• RBarryYoung (6/8/2009)


    karthikeyan (6/8/2009)


    4) What LHS (Left-hand side) function denotes exactly?

    Left-hand Functions appear left of the assignment operator ("="):

    Set @STR = UPPER('Some text.')

    These are normal functions, and AFAIK, in T-SQL, all functions are LHS.

    3) What RHS (right-hand side) function denotes exactly?

    Right-hand Side functions appear on the right-hand side and they usually do "special" things having to do with addressing the output property or variable. AFAIK, T-SQL does not have any, but in some languages, STUFF is a RHS:

    STUFF(@str, offset, len) = 'foo'

    This example would overwrite the output string (@str) with the input string starting at 'offset' for 'len' characters. The difference between this and th LHS STUFF() function in T-SQL is that the RHS version does not return anything, it actually does write over the characters of the @STR variable.

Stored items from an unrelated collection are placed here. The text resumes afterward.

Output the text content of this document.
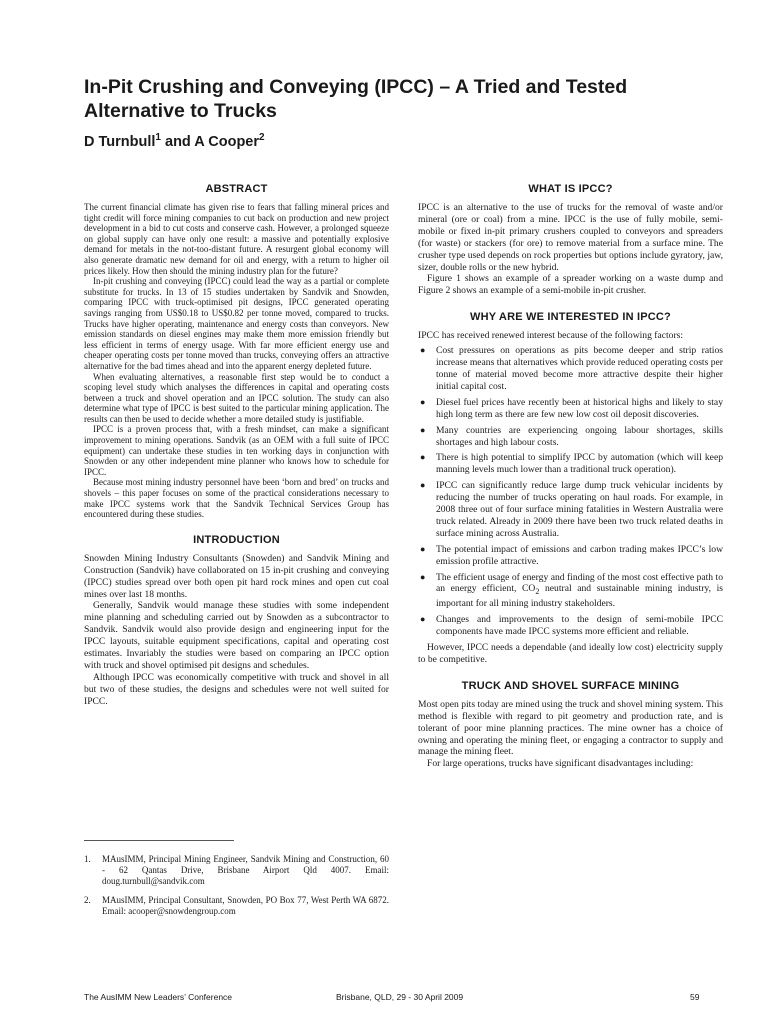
In-Pit Crushing and Conveying (IPCC) – A Tried and Tested Alternative to Trucks
D Turnbull$^1$ and A Cooper$^2$
ABSTRACT

The current financial climate has given rise to fears that falling mineral prices and tight credit will force mining companies to cut back on production and new project development in a bid to cut costs and conserve cash. However, a prolonged squeeze on global supply can have only one result: a massive and potentially explosive demand for metals in the not-too-distant future. A resurgent global economy will also generate dramatic new demand for oil and energy, with a return to higher oil prices likely. How then should the mining industry plan for the future?

In-pit crushing and conveying (IPCC) could lead the way as a partial or complete substitute for trucks. In 13 of 15 studies undertaken by Sandvik and Snowden, comparing IPCC with truck-optimised pit designs, IPCC generated operating savings ranging from US$0.18 to US$0.82 per tonne moved, compared to trucks. Trucks have higher operating, maintenance and energy costs than conveyors. New emission standards on diesel engines may make them more emission friendly but less efficient in terms of energy usage. With far more efficient energy use and cheaper operating costs per tonne moved than trucks, conveying offers an attractive alternative for the bad times ahead and into the apparent energy depleted future.

When evaluating alternatives, a reasonable first step would be to conduct a scoping level study which analyses the differences in capital and operating costs between a truck and shovel operation and an IPCC solution. The study can also determine what type of IPCC is best suited to the particular mining application. The results can then be used to decide whether a more detailed study is justifiable.

IPCC is a proven process that, with a fresh mindset, can make a significant improvement to mining operations. Sandvik (as an OEM with a full suite of IPCC equipment) can undertake these studies in ten working days in conjunction with Snowden or any other independent mine planner who knows how to schedule for IPCC.

Because most mining industry personnel have been ‘born and bred’ on trucks and shovels – this paper focuses on some of the practical considerations necessary to make IPCC systems work that the Sandvik Technical Services Group has encountered during these studies.

INTRODUCTION

Snowden Mining Industry Consultants (Snowden) and Sandvik Mining and Construction (Sandvik) have collaborated on 15 in-pit crushing and conveying (IPCC) studies spread over both open pit hard rock mines and open cut coal mines over last 18 months.

Generally, Sandvik would manage these studies with some independent mine planning and scheduling carried out by Snowden as a subcontractor to Sandvik. Sandvik would also provide design and engineering input for the IPCC layouts, suitable equipment specifications, capital and operating cost estimates. Invariably the studies were based on comparing an IPCC option with truck and shovel optimised pit designs and schedules.

Although IPCC was economically competitive with truck and shovel in all but two of these studies, the designs and schedules were not well suited for IPCC.

1. MAusIMM, Principal Mining Engineer, Sandvik Mining and Construction, 60 - 62 Qantas Drive, Brisbane Airport Qld 4007. Email: doug.turnbull@sandvik.com
2. MAusIMM, Principal Consultant, Snowden, PO Box 77, West Perth WA 6872. Email: acooper@snowdengroup.com
WHAT IS IPCC?

IPCC is an alternative to the use of trucks for the removal of waste and/or mineral (ore or coal) from a mine. IPCC is the use of fully mobile, semi-mobile or fixed in-pit primary crushers coupled to conveyors and spreaders (for waste) or stackers (for ore) to remove material from a surface mine. The crusher type used depends on rock properties but options include gyratory, jaw, sizer, double rolls or the new hybrid.

Figure 1 shows an example of a spreader working on a waste dump and Figure 2 shows an example of a semi-mobile in-pit crusher.

WHY ARE WE INTERESTED IN IPCC?

IPCC has received renewed interest because of the following factors:

● Cost pressures on operations as pits become deeper and strip ratios increase means that alternatives which provide reduced operating costs per tonne of material moved become more attractive despite their higher initial capital cost.
● Diesel fuel prices have recently been at historical highs and likely to stay high long term as there are few new low cost oil deposit discoveries.
● Many countries are experiencing ongoing labour shortages, skills shortages and high labour costs.
● There is high potential to simplify IPCC by automation (which will keep manning levels much lower than a traditional truck operation).
● IPCC can significantly reduce large dump truck vehicular incidents by reducing the number of trucks operating on haul roads. For example, in 2008 three out of four surface mining fatalities in Western Australia were truck related. Already in 2009 there have been two truck related deaths in surface mining across Australia.
● The potential impact of emissions and carbon trading makes IPCC’s low emission profile attractive.
● The efficient usage of energy and finding of the most cost effective path to an energy efficient, $CO_2$ neutral and sustainable mining industry, is important for all mining industry stakeholders.
● Changes and improvements to the design of semi-mobile IPCC components have made IPCC systems more efficient and reliable.

However, IPCC needs a dependable (and ideally low cost) electricity supply to be competitive.

TRUCK AND SHOVEL SURFACE MINING

Most open pits today are mined using the truck and shovel mining system. This method is flexible with regard to pit geometry and production rate, and is tolerant of poor mine planning practices. The mine owner has a choice of owning and operating the mining fleet, or engaging a contractor to supply and manage the mining fleet.

For large operations, trucks have significant disadvantages including:

The AusIMM New Leaders’ Conference	Brisbane, QLD, 29 - 30 April 2009	59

    3) The "pre-allocate and Stuff" trick popular with mutable strings is not workable in T-SQL because the STUFF() function in T_SQL is NOT like the function of the same name in some general purpose languages: the T-SQL STUFF() is an RHS (right-hand side) function and NOT an LHS (left-hand side) function. AFAIK, there is no function in SQL that can (physically) write into a pre-existing string.

    RBarryyoung,

    The above two points are confusing me...

    you mean to say TSQL STUFF() function can't write into a pre-existing string.